One of our student participants, Dora Tamari Tutnjevic, describes her participation in the course below:
“Whenever people ask what the 'Multimedia and Design Thinking' course was all about, I am never sure of what to say exactly because the format consisted of very diverse elements. In a nutshell, there were lots of heated discussions that challenged our common beliefs and assumptions, brainstorming sessions that confronted our mental blocks, field trips to either get inspired or present our inspired ideas, individual projects fit to one’s personal interest, as well as a big group project that joined all of the smaller projects together—and much more.
Hence, my experience of participating in the course is best described in terms of a personal journey. The freedom to explore our own interests and ideas within the framework of the course meant progressing as much or as little as one allowed oneself to. I finished the course with so much more baggage than mere multimedia knowledge. Insights that are valuable to me are the following: ideas that may seem crazy at first instance are not crazy by definition; working in a group is very demanding but a worthwhile challenge; it is important to approach the ideas of others constructively and to recognize the moments when it is best to take a step back when functioning in a group; even the best ideas are not good enough if you cannot convey them to others; and, no idea is so original that only one person can claim credit for the whole.

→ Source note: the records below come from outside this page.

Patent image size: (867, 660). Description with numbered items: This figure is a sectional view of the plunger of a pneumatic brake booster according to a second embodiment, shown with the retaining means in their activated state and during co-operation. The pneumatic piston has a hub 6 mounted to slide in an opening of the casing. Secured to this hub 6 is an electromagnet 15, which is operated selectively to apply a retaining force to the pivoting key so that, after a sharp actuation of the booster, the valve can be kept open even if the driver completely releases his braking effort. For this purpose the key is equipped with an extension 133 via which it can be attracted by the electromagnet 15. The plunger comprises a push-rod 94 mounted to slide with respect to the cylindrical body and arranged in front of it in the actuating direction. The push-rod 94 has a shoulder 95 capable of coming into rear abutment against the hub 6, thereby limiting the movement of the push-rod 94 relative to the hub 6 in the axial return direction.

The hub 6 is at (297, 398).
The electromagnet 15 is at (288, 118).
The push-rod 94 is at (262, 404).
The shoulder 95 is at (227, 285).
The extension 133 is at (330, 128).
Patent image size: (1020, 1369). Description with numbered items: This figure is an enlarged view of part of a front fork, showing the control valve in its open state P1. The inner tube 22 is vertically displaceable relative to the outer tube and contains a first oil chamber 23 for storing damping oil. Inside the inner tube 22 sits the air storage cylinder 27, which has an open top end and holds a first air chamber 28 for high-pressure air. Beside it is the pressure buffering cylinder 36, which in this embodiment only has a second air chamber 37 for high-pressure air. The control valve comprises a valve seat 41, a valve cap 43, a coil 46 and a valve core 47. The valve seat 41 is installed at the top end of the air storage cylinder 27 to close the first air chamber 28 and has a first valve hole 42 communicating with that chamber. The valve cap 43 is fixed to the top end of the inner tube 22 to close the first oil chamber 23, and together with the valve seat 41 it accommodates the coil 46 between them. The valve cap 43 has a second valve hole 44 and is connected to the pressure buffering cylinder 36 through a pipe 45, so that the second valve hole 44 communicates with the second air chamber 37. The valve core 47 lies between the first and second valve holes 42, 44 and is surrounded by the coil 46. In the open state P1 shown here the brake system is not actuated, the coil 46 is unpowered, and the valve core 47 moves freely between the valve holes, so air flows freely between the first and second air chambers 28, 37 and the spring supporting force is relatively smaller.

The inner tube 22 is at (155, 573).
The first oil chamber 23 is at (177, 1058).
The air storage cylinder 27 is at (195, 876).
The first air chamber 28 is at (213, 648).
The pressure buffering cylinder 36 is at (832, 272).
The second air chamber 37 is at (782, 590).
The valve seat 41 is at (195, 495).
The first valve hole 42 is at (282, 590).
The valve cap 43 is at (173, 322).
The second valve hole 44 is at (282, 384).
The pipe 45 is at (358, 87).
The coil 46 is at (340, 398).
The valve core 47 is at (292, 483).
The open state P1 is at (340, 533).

Group work was at the very core of the course. All of our ideas and projects were morphing together and directing the big project into different directions after each discussion. Having to constantly consider others’ ideas was not without frustration, but the countless times where I was inspired and encouraged by my peers made me understand and value the idea of group work much more than before. Moreover, the course was unique in its hands-on approach that is not necessarily common in academia. Our learning was complemented by frequent peeks into the real world to find inspiration. All of these visits and related learning culminated in us pitching our project to the creative industry. The glimpse into the working world turned the experience into a more well-rounded one as we were presented with the continuum of developing a project from scratch to the point where our ideas actually materialized meaningfully.”